伊森急忙指挥在场的御医赶往永庆宫,又让缪任和东方悦去陪着奚宁。待所有人退去,小君和依然还在原地怔愣,伊森从大厅走入偏殿。
“满意吗?”伊森邪魅的笑道:“君贵夫可觉得满意?”
“皇夫”依然出声阻止,他能感觉到小君的害怕和颤抖,也明白伊森想要干嘛。
“怎么?要躲在奴才的身后面对此事吗?”伊森的怒火在看到小君那副虚弱的模样时更加汹涌燃烧了,这个君贵夫的实力他比任何人都清楚,亲手创建的灵媒在江湖中已拥有举足轻重的地位,怎么可能是一副若不经风的模样呢!那便只有一个解释,他在装!
“依然,你退下!”小君向前行了几步,扶着桌沿坐在伊森对面的椅子上。
“主子!”依然望了眼伊森的表情,担忧的唤道。
“退下!”一声中气十足的厉呵,小君微一低头压制住想要咳嗽的冲动。
待依然慢慢退下,伊森笑着站起身来到窗户边,望着窗外静悄悄的宫墙说道:“没什么想说的吗?”
“皇夫想听什么?”小君抬头望着窗户边的男子,一身明黄色的龙袍,那是只有皇夫才可以享受的颜色和饰物。
“得到她的心之后,貌似你任不知足呢!”伊森背光而立,完美的侧颜在光晕中傲立。
“从未想过要争什么!”小君收回视线望向床边,奚宁在床边为他拭去脚上的尘土,为他的双脚取暖,那一幕幕刚刚发生过。

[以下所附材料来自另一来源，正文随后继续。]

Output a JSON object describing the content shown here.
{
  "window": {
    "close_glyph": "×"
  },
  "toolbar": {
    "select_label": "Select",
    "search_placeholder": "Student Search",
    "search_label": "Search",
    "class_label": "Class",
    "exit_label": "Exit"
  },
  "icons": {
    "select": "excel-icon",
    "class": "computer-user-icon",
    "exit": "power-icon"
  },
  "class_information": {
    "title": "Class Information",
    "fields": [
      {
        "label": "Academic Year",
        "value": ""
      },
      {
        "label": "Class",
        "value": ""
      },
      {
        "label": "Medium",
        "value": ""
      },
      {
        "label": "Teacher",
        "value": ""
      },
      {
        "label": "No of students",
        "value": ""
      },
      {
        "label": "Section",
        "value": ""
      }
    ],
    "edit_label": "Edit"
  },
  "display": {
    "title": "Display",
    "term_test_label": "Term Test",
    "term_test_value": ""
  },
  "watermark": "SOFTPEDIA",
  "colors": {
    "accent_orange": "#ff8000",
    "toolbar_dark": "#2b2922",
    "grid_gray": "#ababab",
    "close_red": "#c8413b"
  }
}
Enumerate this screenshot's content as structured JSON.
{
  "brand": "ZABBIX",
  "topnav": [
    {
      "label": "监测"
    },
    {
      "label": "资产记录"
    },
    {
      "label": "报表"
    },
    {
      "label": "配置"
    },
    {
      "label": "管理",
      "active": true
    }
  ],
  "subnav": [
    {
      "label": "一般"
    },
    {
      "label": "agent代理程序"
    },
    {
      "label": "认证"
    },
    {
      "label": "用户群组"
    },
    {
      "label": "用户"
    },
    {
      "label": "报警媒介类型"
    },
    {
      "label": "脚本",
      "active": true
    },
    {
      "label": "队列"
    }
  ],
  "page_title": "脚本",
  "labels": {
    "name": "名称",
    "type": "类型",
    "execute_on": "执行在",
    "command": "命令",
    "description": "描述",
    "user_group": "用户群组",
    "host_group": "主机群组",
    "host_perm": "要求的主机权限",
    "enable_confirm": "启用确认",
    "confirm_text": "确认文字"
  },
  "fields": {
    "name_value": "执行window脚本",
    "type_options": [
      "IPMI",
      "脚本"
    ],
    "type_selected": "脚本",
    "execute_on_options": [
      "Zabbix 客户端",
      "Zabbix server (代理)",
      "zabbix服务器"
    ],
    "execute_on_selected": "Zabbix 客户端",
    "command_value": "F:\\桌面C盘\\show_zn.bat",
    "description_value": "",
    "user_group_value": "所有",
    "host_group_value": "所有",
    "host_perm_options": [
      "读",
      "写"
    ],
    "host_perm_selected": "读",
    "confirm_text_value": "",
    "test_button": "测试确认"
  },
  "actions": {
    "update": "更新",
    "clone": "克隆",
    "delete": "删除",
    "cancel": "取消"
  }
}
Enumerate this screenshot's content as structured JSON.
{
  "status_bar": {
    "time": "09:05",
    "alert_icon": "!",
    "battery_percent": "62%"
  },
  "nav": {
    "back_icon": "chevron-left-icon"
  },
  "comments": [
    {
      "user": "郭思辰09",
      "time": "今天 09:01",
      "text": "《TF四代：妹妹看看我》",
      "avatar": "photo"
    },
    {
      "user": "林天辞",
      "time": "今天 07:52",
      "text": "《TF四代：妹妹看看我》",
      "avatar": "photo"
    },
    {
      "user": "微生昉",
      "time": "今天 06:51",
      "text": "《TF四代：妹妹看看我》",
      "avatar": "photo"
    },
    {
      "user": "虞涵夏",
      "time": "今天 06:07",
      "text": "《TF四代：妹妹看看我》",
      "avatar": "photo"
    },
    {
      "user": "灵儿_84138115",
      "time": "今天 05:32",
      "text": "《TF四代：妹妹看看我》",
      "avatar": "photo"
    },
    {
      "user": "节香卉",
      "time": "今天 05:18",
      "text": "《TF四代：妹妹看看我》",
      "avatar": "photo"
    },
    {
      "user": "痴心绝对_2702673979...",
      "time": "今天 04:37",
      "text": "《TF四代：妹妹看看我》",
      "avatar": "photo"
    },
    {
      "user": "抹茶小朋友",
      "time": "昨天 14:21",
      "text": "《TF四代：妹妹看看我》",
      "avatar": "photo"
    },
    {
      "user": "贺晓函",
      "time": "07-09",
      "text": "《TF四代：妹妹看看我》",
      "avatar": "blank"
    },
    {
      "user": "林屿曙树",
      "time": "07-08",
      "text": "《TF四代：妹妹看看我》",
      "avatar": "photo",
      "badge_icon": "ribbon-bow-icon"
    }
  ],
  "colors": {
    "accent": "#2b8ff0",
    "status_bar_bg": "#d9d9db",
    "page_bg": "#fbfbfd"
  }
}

“是吗?本君记得你的身体可没这般虚弱,从小宫廷教师严厉训练出来的凤体,怎么可能是你这副模样?”伊森笑望着小君,好似能看穿他的一切。
“恐是月子病。皇夫带着宁儿历经万难,身在宫中怎可能不担心?或许是臣妾操心的有点多了。”小君柔软的嗓音说出这番话,在伊森听来那就是在讽刺、在埋怨。
“是吗?”伊森躲开小君责备的眼神,如果进入炙巫族的事可以瞒过宫里所有人,唯一不可能瞒过去的就是小君,他拥有的可是全天下信息最灵通的灵媒。
“炙巫族?”小君丝毫不退让,步步紧逼。他盯着伊森闪躲的目光,继续说道:“不是所有的人都能像皇夫这般受尽雨露。数十载心心念念之人,臣妾怎会看不到变化?当真以为我傻?”
“……”伊森猛然回头望着小君高深莫测的笑容,难不成他早就看出了奚宁早已不是她。
“我认识的宁王爷怎会替人受孕?”小君拿起桌上的筷子,夹了一口凉透了的菜送入口中。
“你早就知道!”伊森几步来到桌边怒视着他:“你知道,为何还要害她那般伤心?”
“知道和接受怎能同语?”小君毫不示弱,他内心的愤慨来自眼前这个男人的自以为是,他想要告诉不是只有他一人在乎她。